1. d’abord ne s’agit-il que d’une époque lointaine, du passé, ou encore de l’old story comme diraient certains de mes élèves.

2. ensuite à quoi sert de rappeler les principes qui ont régi un enseignement dont les méthodes extêmement manuelles semblent largement dépassés par l’accès direct au numérique, au motion graphisme, à l’interactif (web, multi-media, video, 3D etc.).

Lorsqu’on examine le travail réalisé à l’école du Bauhaus, il est frappant de constater combien le travail manuel était mis à l’honneur. Qu’il s’agisse de la poterie pour Gerard Marcks, Marguerite Friedländer, Theodor Bogler, ou d’Otto Lindig, ou encore du tissage pour Gunta (Stadler-) Stölzl, ou Benita Koch-Otte, ou Vincent Weber ou d’Otto Berger le chemin était long pour les étudiants du Bauhaus avant de recevoir l’enseignement des maîtres architectes comme Walter Gropius ou Ludwig Mies van der Rohe.
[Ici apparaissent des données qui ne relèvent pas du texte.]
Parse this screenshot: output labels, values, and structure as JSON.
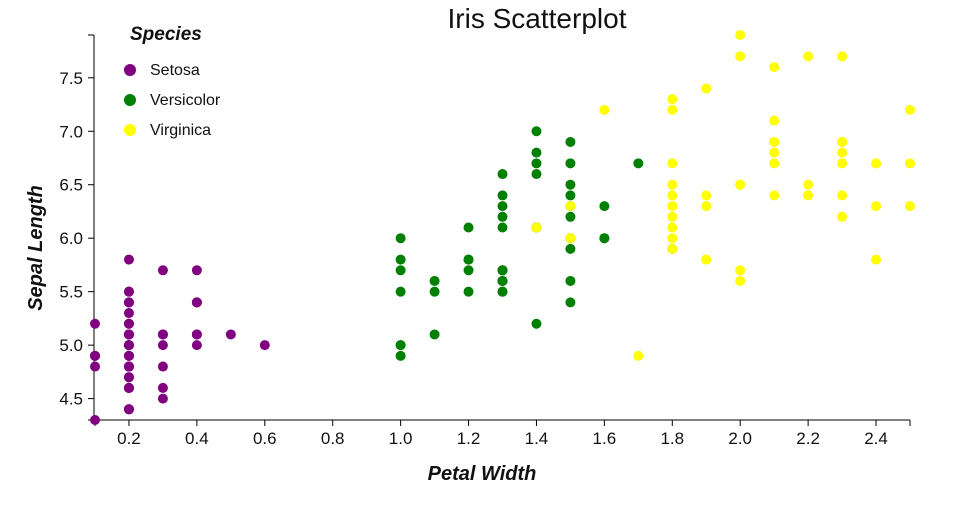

Il fallait encore passer par les classes de Klee ou Kandinsky ou encore de Moholy Nagy pour parachever une sensibilisation et une maturation des concepts, des matières, des structures et schémas mentaux et concrets. Je veux dire qu’à l’instar de ce qui est enseigné aujourd’hui à l’ENSAD ou dans les cours supérieurs d’Estienne, on avait déjà parfaitement intégré la nécessité de savoir d’abord dessiner, travailler la matière, analyser-décomposer les structures, connaître la lumière (photo) et maîtriser les fondamentaux des couleurs avec Johannes Itten, avant que de s’attaquer à l’essentiel du métier d’architecte, concevoir et construire maisons, immeubles et gratte-ciels.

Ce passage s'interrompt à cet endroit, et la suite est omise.